It takes time and effort to improve the culture of safety across a hospital, but teams – small and large – can make significant inroads, says KATE WOODHEAD RGN DMS.
Delivering safe patient care is fundamental in healthcare – no one could possibly argue that it is not a central tenet of what we do. However, it is also true that, repeatedly, we fail both ourselves and our patients by not managing care effectively; causing harm to our patients. The nature and scale of this harm is hard to comprehend. It is made up, worldwide, of hundreds of thousands of individual tragedies every year – in which patients are traumatised, suffer unnecessary pain, are left disabled or die. Many more people have their care interrupted or delayed by minor errors and problems; these incidents are not as serious for patients but are a massive and relentless drain on scarce healthcare resources.1 It is true that, in the last ten years, patient safety has become an issue which has come to the fore and is no longer a hidden topic that is not discussed or acknowledged by healthcare professionals. It is also true that patient safety has been the reason for a great deal of excellent work by professionals and continuing improvement in systems within care delivery. There remains, however, a great deal more that can be done. Many of the incidents reported to the National Reporting and Learning Service (NRLS) show that incidents are often caused by multiple factors, including failures in attention, memory, decision making and prioritisation. These failures are made more likely, or have more serious effects, if the system in which we work is flawed. It is also critical, according to Vincent et al,2 that we develop systems of measurement in patient safety that do not rely on voluntary reporting schemes such as NRLS. They make the comparison of surveillance systems for healthcareassociated infections (HCAI), which, when they moved from voluntary to mandatory, became an integral part of local reporting systems at board level, and thus became the focus of attention at the highest levels within hospitals. It was only then that raised awareness enabled resources to be focused on training, learning from events and reviews of local failures that changed management and clinical systems which affected patients; reducing HCAI incidents and levels of harm to patients.
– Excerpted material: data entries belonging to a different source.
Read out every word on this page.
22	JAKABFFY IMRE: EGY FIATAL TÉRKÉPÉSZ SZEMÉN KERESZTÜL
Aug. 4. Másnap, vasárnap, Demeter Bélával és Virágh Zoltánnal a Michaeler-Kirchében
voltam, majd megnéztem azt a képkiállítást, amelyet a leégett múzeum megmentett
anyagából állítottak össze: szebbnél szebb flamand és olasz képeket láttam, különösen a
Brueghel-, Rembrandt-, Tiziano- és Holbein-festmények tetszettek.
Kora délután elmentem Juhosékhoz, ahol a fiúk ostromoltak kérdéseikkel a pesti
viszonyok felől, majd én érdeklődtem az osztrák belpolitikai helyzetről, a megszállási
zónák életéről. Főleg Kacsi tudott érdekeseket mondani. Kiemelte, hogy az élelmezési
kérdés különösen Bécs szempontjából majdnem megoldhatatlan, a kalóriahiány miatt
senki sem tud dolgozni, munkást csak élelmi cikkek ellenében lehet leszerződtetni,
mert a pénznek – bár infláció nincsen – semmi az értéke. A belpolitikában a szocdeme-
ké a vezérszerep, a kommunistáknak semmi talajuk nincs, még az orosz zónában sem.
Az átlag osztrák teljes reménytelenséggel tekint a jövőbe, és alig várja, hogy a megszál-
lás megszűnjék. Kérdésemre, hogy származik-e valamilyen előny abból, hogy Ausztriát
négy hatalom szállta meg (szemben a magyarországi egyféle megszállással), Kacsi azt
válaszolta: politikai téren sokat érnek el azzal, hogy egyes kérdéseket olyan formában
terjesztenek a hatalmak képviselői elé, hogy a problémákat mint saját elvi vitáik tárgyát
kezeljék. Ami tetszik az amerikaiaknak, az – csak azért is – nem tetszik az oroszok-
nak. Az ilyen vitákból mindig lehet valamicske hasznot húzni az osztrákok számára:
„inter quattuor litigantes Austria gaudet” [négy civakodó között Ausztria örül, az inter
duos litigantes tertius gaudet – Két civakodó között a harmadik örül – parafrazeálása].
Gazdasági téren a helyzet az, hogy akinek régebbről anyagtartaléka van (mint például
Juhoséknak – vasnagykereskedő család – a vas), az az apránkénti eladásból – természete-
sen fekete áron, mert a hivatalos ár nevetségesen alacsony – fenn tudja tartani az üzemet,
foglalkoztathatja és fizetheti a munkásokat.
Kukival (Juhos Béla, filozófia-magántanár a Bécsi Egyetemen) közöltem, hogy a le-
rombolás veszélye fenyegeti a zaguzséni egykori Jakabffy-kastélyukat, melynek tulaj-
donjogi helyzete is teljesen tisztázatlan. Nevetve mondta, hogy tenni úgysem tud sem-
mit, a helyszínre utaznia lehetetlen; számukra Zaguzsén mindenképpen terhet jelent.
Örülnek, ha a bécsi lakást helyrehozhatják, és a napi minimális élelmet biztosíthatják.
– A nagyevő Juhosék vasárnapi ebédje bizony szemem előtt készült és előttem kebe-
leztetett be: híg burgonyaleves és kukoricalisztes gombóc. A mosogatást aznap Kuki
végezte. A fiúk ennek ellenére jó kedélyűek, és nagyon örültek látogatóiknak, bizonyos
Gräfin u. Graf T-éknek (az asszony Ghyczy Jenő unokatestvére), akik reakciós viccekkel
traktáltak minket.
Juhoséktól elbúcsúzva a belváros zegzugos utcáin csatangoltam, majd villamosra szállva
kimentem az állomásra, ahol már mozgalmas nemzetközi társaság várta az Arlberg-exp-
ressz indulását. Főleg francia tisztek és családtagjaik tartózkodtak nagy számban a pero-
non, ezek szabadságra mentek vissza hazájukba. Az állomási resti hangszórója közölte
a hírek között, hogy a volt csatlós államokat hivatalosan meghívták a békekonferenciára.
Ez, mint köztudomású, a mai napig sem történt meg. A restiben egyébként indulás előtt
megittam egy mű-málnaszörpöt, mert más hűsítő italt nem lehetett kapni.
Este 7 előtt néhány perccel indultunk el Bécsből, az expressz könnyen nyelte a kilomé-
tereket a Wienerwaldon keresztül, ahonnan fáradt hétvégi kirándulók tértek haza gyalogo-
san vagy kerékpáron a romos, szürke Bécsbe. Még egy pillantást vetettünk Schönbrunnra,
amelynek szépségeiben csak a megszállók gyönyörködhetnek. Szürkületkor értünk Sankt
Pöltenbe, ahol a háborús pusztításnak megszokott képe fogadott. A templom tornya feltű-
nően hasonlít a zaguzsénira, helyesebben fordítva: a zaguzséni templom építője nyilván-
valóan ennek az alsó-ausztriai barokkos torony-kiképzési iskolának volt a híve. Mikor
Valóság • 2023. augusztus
Patient safety dimensions of quality
The dimensions of quality, as defined by the Institute of Medicine3, are worth considering as they are clear, unequivocal and comprehensive (Table 1). Many authors writing about patient safety recognise the inherent complexity of healthcare. However, one factor which can only add to the commitment to improve quality and safety in our systems is that airline passengers can expect a safety ratio of 1:10,000,000, whereas hospital safety for patients is 1:300.4 This indicates to the author that while many efforts are being made, they are simply not yet focused on the dimensions of quality and nor do they have the attention (and therefore the resources) of hospital boards. The Health Foundation5 reviewed numerous research articles to try to identify whether the body of current evidence could link a hospital’s (or group of hospitals’) culture of safety to outcomes either for patients or for staff. They discovered mixed results and of particular interest is that few empirical research papers sought to identify a link between safety culture and outcomes for patients. A small number of studies that were examined found a relationship between safety culture and hospital morbidity, adverse events and readmission rates, but others found no impact on patient outcomes. They found more evidence that improving safety culture impacts on staff safety behaviours and injury rates among staff. They also report that some studies have found simultaneous improvements in the safety culture and patient outcomes following improvement initiatives.